Between 1951 and 1954 he was an active boxer himself but quit due to his asthma. He worked as a mechanic but kept studying at the Sports Institute Manuel Fajardo.

In 1962 he became coach who quickly gained the reputation of being a strict disciplinarian, in 1963 he prepared the boxers of Havanna Province for the national championships. He sought the help of East German professor Kurt Rosentil to develop all kinds of innovative training methods.
He was so successful that as early as 1964 he was promoted to national head coach.
Also instrumental was Andrey Chervonenko, a Soviet coach sent to share training techniques as a display of Communism solidarity.
The first stars of the team were Enrique Regüeiferos (63,5 kilograms), Rolando Garbey (71 kg) and Roberto Caminero (60 kg) Cuba's first PanAm champ 1963.

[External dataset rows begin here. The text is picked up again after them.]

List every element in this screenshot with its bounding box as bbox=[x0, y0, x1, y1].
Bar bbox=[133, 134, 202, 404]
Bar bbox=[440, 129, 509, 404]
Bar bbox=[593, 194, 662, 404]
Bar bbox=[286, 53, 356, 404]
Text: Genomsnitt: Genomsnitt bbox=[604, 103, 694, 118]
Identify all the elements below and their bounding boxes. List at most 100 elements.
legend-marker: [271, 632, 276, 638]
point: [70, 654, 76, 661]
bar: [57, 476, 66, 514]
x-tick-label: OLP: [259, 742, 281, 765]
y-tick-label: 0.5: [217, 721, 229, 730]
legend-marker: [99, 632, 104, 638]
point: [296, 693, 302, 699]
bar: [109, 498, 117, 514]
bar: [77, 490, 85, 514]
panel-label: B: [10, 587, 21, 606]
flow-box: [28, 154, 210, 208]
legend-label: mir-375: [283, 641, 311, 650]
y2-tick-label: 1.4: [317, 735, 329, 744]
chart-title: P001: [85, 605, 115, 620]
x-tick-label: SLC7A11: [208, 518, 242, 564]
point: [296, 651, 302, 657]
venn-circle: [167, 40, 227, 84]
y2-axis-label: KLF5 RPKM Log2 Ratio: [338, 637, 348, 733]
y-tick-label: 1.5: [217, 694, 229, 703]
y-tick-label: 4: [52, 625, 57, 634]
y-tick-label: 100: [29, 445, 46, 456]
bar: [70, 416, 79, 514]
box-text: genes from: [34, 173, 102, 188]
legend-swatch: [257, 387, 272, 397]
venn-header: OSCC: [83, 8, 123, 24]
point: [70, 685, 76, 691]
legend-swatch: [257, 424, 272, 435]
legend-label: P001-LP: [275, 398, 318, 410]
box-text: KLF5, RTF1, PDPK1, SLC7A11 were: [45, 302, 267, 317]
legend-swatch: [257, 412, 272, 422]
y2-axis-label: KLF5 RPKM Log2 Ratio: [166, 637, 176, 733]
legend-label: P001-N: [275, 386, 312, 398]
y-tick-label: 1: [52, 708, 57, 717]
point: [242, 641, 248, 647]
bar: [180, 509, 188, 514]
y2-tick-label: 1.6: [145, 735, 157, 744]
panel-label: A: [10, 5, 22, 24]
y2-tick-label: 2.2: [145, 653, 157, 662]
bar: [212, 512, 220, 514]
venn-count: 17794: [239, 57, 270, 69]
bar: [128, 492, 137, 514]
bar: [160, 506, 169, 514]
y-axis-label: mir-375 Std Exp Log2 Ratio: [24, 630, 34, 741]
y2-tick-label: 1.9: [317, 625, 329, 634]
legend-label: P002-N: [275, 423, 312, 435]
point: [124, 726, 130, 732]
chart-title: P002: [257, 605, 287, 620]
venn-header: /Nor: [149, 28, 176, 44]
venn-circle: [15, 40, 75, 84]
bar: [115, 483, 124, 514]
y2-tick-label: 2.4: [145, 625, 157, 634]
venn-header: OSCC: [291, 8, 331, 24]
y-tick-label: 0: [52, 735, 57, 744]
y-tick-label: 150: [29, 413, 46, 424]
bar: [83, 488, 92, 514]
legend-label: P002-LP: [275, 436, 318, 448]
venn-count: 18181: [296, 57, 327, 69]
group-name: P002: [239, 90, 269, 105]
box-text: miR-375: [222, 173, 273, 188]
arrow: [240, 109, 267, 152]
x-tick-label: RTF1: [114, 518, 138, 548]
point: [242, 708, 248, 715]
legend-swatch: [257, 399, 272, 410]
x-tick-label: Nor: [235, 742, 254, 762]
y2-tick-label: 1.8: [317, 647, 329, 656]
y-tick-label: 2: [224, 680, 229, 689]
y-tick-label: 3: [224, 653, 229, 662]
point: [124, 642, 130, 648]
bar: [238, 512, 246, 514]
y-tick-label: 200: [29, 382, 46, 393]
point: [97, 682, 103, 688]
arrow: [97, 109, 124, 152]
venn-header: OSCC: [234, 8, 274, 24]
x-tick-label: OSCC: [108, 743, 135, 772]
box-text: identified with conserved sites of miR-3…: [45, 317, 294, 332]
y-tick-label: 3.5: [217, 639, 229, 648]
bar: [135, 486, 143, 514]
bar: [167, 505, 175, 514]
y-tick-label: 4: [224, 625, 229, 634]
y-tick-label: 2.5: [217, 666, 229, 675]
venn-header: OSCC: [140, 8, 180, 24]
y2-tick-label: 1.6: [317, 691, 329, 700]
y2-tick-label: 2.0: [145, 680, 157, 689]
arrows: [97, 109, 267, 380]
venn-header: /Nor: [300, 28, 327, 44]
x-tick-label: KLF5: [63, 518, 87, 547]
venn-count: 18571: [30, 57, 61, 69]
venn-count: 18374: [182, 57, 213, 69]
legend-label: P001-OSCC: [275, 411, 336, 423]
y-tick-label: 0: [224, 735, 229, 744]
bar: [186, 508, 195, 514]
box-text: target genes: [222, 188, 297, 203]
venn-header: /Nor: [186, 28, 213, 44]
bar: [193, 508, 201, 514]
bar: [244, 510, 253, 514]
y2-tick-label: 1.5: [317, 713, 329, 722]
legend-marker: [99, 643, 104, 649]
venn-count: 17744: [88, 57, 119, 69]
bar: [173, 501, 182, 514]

Cuba medaled at the Olympics for the first time in 1968 (Regüeiferos, Garbey).
He helped to develop the skills of amateur superstars like three time Olympic gold medalists Teofilo Stevenson who upset Duane Bobick by KO in 1972 to start heavyweight dominance and Félix Savón.

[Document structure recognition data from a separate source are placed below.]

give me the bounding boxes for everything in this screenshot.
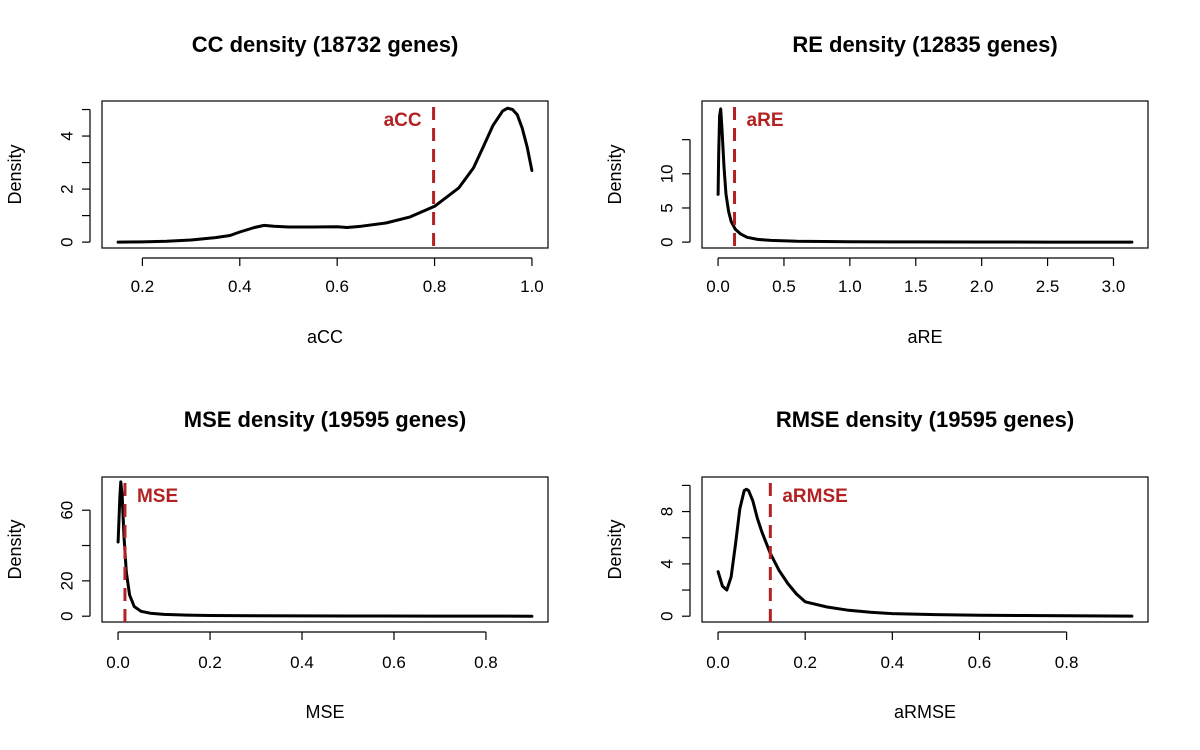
density-curve [716,487,1134,618]
x-tick-label: 0.0 [106,653,130,672]
chart-title: MSE density (19595 genes) [184,407,466,432]
x-tick-label: 0.6 [325,277,349,296]
y-tick-label: 8 [657,507,676,516]
x-tick-label: 1.0 [520,277,544,296]
density-curve [716,107,1134,244]
x-tick-label: 2.0 [970,277,994,296]
y-tick-label: 10 [657,164,676,183]
x-tick-label: 0.0 [706,277,730,296]
y-tick-label: 2 [57,184,76,193]
y-tick-label: 0 [57,611,76,620]
x-tick-label: 0.8 [423,277,447,296]
chart-title: CC density (18732 genes) [192,32,459,57]
density-curve [116,480,534,618]
x-tick-label: 1.0 [838,277,862,296]
y-tick-label: 0 [657,237,676,246]
density-curve [116,106,534,244]
y-tick-label: 5 [657,203,676,212]
plot-frame [701,100,1149,249]
x-tick-label: 0.2 [131,277,155,296]
x-tick-label: 0.4 [881,653,905,672]
x-tick-label: 0.2 [793,653,817,672]
panel-3: MSE density (19595 genes) 0.0 0.2 0.4 0.6 0.8… [5,407,549,722]
reference-line-label: MSE [137,486,178,507]
y-axis-label: Density [605,144,625,204]
x-tick-label: 0.0 [706,653,730,672]
x-axis-label: aCC [307,327,343,347]
chart-title: RE density (12835 genes) [792,32,1057,57]
y-tick-label: 60 [57,501,76,520]
x-tick-label: 3.0 [1102,277,1126,296]
reference-line-label: aRMSE [782,486,847,507]
plot-frame [101,476,549,623]
y-tick-label: 20 [57,571,76,590]
reference-line-label: aRE [747,110,784,131]
x-axis-label: aRE [907,327,942,347]
y-axis-label: Density [605,519,625,579]
chart-title: RMSE density (19595 genes) [776,407,1074,432]
x-tick-label: 0.5 [772,277,796,296]
x-tick-label: 0.6 [382,653,406,672]
x-tick-label: 0.4 [290,653,314,672]
y-tick-label: 4 [57,131,76,140]
panel-4: RMSE density (19595 genes) 0.0 0.2 0.4 0.6 0.… [605,407,1149,722]
x-tick-label: 0.2 [198,653,222,672]
plot-frame [101,100,549,249]
x-tick-label: 2.5 [1036,277,1060,296]
x-tick-label: 0.6 [968,653,992,672]
y-tick-label: 4 [657,559,676,568]
plot-frame [701,476,1149,623]
x-tick-label: 0.8 [474,653,498,672]
x-tick-label: 0.4 [228,277,252,296]
reference-line-label: aCC [384,110,422,131]
x-axis-label: MSE [305,702,344,722]
y-axis-label: Density [5,519,25,579]
x-tick-label: 1.5 [904,277,928,296]
y-tick-label: 0 [57,237,76,246]
panel-2: RE density (12835 genes) 0.0 0.5 1.0 1.5 2.0 2… [605,32,1149,347]
x-axis-label: aRMSE [894,702,956,722]
x-tick-label: 0.8 [1055,653,1079,672]
y-tick-label: 0 [657,611,676,620]
panel-1: CC density (18732 genes) 0.2 0.4 0.6 0.8 1.0 0… [5,32,549,347]
y-axis-label: Density [5,144,25,204]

In 1992 the University of Havana awarded him a scientific title of "Doctor en Ciencias Pedagógicas". 2001 he retired from his post as national coach the post is now occupied by Sarbelio Fuentes.

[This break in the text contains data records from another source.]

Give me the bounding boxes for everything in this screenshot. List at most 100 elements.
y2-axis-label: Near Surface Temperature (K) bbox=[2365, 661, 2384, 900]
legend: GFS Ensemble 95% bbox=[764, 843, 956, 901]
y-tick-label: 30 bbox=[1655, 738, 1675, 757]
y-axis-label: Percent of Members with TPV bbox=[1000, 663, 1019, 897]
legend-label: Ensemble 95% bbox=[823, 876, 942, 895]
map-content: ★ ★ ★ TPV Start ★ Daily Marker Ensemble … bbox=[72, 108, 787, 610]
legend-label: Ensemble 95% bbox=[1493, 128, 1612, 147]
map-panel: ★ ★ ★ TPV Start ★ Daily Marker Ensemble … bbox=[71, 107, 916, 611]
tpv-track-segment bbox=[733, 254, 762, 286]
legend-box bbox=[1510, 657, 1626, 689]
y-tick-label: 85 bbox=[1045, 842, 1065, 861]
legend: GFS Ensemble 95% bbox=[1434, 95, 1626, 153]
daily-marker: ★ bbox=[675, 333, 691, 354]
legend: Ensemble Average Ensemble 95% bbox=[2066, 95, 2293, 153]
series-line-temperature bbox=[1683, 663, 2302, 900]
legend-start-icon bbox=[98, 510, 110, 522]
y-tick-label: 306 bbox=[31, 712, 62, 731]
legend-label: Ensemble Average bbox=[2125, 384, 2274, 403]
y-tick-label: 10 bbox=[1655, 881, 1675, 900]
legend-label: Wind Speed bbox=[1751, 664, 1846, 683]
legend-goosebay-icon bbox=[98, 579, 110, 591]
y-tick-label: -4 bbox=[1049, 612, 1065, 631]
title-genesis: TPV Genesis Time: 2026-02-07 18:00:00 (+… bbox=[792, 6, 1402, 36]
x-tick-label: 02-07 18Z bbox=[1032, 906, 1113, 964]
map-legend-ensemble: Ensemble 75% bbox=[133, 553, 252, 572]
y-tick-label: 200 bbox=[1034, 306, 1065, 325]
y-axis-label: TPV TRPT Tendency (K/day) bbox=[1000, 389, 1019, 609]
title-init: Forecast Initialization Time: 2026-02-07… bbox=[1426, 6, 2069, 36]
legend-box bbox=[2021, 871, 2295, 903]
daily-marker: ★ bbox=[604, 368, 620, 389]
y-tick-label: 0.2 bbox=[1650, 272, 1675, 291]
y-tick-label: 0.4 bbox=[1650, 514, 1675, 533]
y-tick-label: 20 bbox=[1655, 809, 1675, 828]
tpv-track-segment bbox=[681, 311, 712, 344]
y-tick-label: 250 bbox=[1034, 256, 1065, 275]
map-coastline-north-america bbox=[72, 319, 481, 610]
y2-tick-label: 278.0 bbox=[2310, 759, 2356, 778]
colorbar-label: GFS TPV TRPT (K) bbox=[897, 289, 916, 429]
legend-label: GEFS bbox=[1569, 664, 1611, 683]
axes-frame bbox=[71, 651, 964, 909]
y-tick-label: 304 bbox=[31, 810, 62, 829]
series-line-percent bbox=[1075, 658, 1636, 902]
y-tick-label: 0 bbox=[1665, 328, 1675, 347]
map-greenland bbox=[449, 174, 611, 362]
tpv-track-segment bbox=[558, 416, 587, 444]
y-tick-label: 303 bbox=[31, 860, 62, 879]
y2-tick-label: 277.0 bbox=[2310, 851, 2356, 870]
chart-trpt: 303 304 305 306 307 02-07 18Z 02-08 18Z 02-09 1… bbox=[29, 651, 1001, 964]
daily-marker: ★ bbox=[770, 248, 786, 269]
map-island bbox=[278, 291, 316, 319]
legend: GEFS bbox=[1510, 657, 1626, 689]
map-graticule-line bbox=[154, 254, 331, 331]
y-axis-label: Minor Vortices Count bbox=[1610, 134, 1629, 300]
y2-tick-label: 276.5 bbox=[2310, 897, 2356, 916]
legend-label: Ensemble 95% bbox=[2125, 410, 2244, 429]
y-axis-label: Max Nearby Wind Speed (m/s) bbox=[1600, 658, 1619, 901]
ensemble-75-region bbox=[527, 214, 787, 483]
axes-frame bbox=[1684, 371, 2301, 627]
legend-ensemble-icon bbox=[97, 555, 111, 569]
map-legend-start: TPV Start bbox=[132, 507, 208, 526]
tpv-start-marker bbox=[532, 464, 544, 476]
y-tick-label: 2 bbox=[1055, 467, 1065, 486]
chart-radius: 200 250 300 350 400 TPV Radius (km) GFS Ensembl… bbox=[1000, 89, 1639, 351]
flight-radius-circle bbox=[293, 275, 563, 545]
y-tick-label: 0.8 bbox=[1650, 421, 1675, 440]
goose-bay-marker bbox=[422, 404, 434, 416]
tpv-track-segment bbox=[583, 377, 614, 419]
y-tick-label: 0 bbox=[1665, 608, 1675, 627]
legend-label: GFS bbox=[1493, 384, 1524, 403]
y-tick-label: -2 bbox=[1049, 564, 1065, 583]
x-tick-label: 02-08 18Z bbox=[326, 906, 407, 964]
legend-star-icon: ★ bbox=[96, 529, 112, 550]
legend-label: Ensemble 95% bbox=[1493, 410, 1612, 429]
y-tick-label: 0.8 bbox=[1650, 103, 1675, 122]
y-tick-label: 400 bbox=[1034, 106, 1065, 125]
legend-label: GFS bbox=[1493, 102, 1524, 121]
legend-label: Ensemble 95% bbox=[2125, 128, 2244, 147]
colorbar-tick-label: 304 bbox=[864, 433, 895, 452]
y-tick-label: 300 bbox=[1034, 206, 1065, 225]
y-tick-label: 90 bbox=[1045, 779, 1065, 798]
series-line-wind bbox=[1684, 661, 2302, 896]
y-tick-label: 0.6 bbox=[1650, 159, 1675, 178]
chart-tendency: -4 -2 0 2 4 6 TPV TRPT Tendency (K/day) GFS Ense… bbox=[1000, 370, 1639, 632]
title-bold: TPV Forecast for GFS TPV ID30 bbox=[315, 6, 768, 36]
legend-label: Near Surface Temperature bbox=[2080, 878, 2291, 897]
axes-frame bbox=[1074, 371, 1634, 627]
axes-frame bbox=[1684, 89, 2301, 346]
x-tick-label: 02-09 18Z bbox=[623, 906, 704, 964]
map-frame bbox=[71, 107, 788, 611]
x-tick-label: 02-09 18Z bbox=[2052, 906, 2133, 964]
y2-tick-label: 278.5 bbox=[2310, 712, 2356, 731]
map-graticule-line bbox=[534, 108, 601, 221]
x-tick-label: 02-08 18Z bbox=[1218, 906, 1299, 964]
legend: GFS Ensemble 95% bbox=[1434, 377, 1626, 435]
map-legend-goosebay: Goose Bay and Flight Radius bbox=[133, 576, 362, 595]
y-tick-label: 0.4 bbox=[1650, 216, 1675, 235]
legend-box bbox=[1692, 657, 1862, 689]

His record is 32 Olympic Golds, 63 (senior) World championships, 64 junior/cadet World titles.

He also has a minor function in an AIBA commission.

==Fighters trained==
===Cuban National Team boxers===

| Name | Weight Class | Notes |
|---|---|---|
| Roberto Balado | heavyweight |  |
| Enrique Carrión | bantamweight |  |
| Alfredo Duvergel | middleweight |  |
| Candelario Duvergel | welterweight |  |
| Angel Espinosa | middleweight |  |
| Rolando Garbey | light middleweight |  |
| Julio González | lightweight |  |
| Raúl González | flyweight |  |
| Roberto Guerra | welterweight |  |
| Jorge Gutiérrez | middleweight |  |
| Ariel Hernández | middleweight |  |
| Jorge Hernández | flyweight |  |
| Juan Bautista Hernández Pérez | bantamweight |  |
| Juan Hernández Sierra | welterweight |  |
| Ángel Herrera Vera | lightweight |  |
| Adolfo Horta | featherweight |  |
| Mario Kindelán | lightweight |  |
| Rogelio Marcelo | flyweight |  |
| Armando Martínez | middleweight |  |
| Luis Martínez | middleweight |  |
| Orlando Palacios | featherweight |  |
| Hipólito Ramos | light flyweight |  |
| Enrique Regüeiferos | light welterweight |  |
| Pedro Orlando Reyes | flyweight |  |
| Douglas Rodríguez | flyweight |  |
| Freddy Rojas | light heavyweight |  |
| Ricardo Rojas Frías | light heavyweight |  |
| Maikro Romero | flyweight |  |
| Pablo Romero | light heavyweight |  |
| Félix Savón | heavyweight |  |
| Sixto Soria | light heavyweight |  |
| Teófilo Stevenson | heavyweight |  |
| Eddy Suarez | bantamweight |  |
| Reinaldo Valiente | lightweight |  |
| Héctor Vinent | light welterweight |  |

===Cuban boxers who later turned pro===

| Name | Weight Class | Notes |
|---|---|---|
| Pedro Carrión | heavyweight |  |
| Joel Casamayor | featherweight |  |
| Eliseo Castillo | light heavyweight |  |
| Eliecer Castillo | heavyweight |  |
| Juan Carlos Gómez | light heavyweight |  |
| Jorge Luis González | heavyweight |  |
| Diosbelys Hurtado | lightweight |  |
| Guillermo Rigondeaux | bantamweight |  |
| Alexis Rubalcaba | heavyweight |  |
| Odlanier Solís | heavyweight |  |

===Other Cuban boxers===

| Name | Weight Class | Notes |
|---|---|---|
| Eulalio Puentes Martinez | lightweight |  |

| Name | Weight Class | Notes |
|---|---|---|
| Mario Martos Pedroza | lightweight |  |

"El maestro" is considered the best boxer trainer of all times.